Prison Name: | HMP Kingston |
Location: | Portsmouth, Hampshire |
Status: | Closed |
Classification: | Adult Male/Category B&C |
Opened: | 1877 |
Closed: | 2013 |
HM Prison Kingston is a former Category B/C men's prison, located in the Kingston area of Portsmouth, in Hampshire, England. Prior to closure, the prison was operated by Her Majesty's Prison Service. In 2020, work began to convert the site to residential use.
Kingston Prison was originally built in 1877 as a Victorian radial design prison. Kingston has had a varied history. At one point the building was used for a boys' borstal, and then became a police station during World War II.
In 1965 capital punishment for murder was abolished in Britain and, as a result, Kingston began exclusively to hold inmates serving life sentences. Kingston became the only prison in England and Wales to have a unit exclusively for elderly male prisoners serving life sentences. In April 2003 a report from Her Majesty's Chief Inspector of Prisons stated that the elderly prisoner unit at Kingston provided unacceptable conditions for its inmates. The report detailed that movement in the unit was severely restricted, there was insufficient privacy and the rooms had too little natural light, poor ventilation and in some cases no power points.[1]
Soon afterwards Kingston was redesignated as a more general category B and C prison, the elderly prisoner unit moving to HMP Norwich. From April 2012 Kingston became mainly a Category C prison, holding a high percentage of inmates serving life sentences.
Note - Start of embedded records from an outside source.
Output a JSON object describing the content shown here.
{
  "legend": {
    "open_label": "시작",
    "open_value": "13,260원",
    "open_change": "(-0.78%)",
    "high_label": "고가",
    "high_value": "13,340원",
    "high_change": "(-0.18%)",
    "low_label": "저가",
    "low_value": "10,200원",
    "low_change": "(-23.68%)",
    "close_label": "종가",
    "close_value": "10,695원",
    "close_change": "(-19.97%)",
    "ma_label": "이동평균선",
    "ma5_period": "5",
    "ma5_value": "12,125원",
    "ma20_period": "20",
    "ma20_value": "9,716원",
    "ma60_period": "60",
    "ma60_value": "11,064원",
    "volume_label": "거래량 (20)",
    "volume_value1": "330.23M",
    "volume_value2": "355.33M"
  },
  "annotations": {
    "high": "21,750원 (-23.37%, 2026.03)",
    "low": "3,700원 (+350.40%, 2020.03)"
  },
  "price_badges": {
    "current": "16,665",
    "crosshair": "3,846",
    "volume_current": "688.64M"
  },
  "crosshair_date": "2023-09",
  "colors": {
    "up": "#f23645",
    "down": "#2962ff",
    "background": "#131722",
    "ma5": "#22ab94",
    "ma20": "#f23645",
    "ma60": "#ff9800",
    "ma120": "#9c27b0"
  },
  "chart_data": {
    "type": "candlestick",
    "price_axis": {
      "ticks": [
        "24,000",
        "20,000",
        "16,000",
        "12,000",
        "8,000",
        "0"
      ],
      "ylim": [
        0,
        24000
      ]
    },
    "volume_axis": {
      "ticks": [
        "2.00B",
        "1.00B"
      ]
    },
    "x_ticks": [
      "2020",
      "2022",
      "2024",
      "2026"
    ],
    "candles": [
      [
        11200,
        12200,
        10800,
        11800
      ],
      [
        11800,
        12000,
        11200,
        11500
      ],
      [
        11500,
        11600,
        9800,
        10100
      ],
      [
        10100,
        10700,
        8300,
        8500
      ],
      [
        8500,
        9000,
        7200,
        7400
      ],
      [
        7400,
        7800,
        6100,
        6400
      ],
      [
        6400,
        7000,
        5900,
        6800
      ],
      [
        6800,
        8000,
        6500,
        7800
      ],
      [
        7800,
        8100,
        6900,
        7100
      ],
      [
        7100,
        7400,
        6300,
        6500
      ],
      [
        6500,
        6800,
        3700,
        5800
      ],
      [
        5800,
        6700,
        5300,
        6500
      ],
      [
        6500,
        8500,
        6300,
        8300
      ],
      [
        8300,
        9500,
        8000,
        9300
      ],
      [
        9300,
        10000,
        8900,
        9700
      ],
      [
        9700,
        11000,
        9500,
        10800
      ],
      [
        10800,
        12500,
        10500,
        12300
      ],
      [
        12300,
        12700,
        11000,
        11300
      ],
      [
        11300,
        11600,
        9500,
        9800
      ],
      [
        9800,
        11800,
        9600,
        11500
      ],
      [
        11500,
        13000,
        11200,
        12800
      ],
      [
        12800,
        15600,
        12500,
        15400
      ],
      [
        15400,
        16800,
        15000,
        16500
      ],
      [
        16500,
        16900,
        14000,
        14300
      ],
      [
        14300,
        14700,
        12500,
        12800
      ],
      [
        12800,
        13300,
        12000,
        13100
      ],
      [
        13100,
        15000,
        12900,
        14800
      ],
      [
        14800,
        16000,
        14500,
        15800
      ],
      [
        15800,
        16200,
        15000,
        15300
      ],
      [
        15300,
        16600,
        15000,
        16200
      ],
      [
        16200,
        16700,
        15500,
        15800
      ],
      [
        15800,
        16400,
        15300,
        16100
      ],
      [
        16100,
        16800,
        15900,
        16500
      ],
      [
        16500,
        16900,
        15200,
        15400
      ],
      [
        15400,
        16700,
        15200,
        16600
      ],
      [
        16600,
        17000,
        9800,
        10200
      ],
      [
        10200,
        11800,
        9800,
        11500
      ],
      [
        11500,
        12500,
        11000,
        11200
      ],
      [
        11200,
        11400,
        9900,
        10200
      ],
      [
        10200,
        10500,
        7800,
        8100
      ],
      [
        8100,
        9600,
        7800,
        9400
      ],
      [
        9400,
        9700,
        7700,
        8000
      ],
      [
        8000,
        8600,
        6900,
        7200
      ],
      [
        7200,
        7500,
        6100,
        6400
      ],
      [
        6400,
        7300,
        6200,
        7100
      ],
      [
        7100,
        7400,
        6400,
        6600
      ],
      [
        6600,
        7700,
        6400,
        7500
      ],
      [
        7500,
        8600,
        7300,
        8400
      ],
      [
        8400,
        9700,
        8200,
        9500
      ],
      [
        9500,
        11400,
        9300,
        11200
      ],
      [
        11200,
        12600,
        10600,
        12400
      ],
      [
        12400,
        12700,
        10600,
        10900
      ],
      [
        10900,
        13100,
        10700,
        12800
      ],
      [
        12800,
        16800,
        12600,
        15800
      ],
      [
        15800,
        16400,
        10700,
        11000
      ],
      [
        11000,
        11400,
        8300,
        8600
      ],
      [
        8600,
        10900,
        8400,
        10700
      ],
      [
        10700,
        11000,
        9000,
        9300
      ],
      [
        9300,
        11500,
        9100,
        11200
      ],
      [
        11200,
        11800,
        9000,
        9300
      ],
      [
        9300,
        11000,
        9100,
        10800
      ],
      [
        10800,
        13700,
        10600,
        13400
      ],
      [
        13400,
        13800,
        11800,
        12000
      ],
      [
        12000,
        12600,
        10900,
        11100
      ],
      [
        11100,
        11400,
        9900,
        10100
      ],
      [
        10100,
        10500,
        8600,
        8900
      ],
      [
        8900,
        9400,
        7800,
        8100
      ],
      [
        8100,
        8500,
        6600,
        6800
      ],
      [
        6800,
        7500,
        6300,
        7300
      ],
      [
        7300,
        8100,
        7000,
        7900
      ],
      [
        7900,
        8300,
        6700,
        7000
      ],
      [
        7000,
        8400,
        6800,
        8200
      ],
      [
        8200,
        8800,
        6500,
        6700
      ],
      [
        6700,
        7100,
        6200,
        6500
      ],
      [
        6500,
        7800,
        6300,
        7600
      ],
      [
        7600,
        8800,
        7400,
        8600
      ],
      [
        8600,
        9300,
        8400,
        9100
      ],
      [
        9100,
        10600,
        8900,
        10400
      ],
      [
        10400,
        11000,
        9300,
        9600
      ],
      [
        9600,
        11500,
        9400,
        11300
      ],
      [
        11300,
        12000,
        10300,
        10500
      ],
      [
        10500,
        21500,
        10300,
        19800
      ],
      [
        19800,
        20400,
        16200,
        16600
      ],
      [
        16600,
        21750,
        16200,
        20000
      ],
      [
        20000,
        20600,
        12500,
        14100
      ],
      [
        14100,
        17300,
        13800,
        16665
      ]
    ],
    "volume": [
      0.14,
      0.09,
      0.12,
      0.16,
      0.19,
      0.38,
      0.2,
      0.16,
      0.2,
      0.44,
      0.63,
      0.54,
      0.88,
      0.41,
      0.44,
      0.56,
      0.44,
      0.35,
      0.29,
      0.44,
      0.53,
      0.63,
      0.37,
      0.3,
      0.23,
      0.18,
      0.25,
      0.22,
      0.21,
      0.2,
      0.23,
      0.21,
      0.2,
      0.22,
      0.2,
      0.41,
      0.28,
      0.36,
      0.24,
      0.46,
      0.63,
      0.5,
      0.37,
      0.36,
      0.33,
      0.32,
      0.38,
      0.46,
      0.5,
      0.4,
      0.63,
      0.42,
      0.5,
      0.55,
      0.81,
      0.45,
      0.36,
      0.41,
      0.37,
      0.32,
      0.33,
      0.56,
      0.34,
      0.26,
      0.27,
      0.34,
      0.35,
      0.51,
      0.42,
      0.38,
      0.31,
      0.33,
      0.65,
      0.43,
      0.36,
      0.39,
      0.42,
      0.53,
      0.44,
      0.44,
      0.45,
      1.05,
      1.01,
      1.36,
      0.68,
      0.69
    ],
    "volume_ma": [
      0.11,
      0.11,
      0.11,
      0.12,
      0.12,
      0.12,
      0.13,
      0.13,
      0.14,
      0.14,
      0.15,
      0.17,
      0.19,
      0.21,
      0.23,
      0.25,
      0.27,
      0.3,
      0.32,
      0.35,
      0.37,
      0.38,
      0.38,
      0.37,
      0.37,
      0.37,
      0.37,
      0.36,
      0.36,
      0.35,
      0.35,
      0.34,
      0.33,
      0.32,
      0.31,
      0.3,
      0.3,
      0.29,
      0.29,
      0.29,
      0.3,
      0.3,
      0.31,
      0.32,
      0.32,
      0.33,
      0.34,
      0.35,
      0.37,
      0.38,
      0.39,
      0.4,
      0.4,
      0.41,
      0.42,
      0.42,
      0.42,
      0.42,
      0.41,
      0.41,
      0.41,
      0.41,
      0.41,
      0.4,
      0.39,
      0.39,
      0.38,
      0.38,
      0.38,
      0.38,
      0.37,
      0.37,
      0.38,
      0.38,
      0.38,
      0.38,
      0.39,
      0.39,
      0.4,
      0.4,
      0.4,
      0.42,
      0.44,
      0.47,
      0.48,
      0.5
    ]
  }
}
On 10 January 2013 it was announced that Kingston Prison would close "in the next few months", as part of a wider prisons closure programme established by the Ministry of Justice.[2] The prison formally closed on 28 March 2013.[3] The former prison site was put up for sale, though there was a campaign to retain the site for use by the local community.[4] On 24 December 2014 it was announced that Kingston Prison along with Dorchester Prison, Gloucester Prison and Shepton Mallet Prison had been sold to City and Country. For a time, the complex was used to host airsoft games.[5] After a community consultation on the development of the site,[6] the former prison is being converted into 267 homes.[7]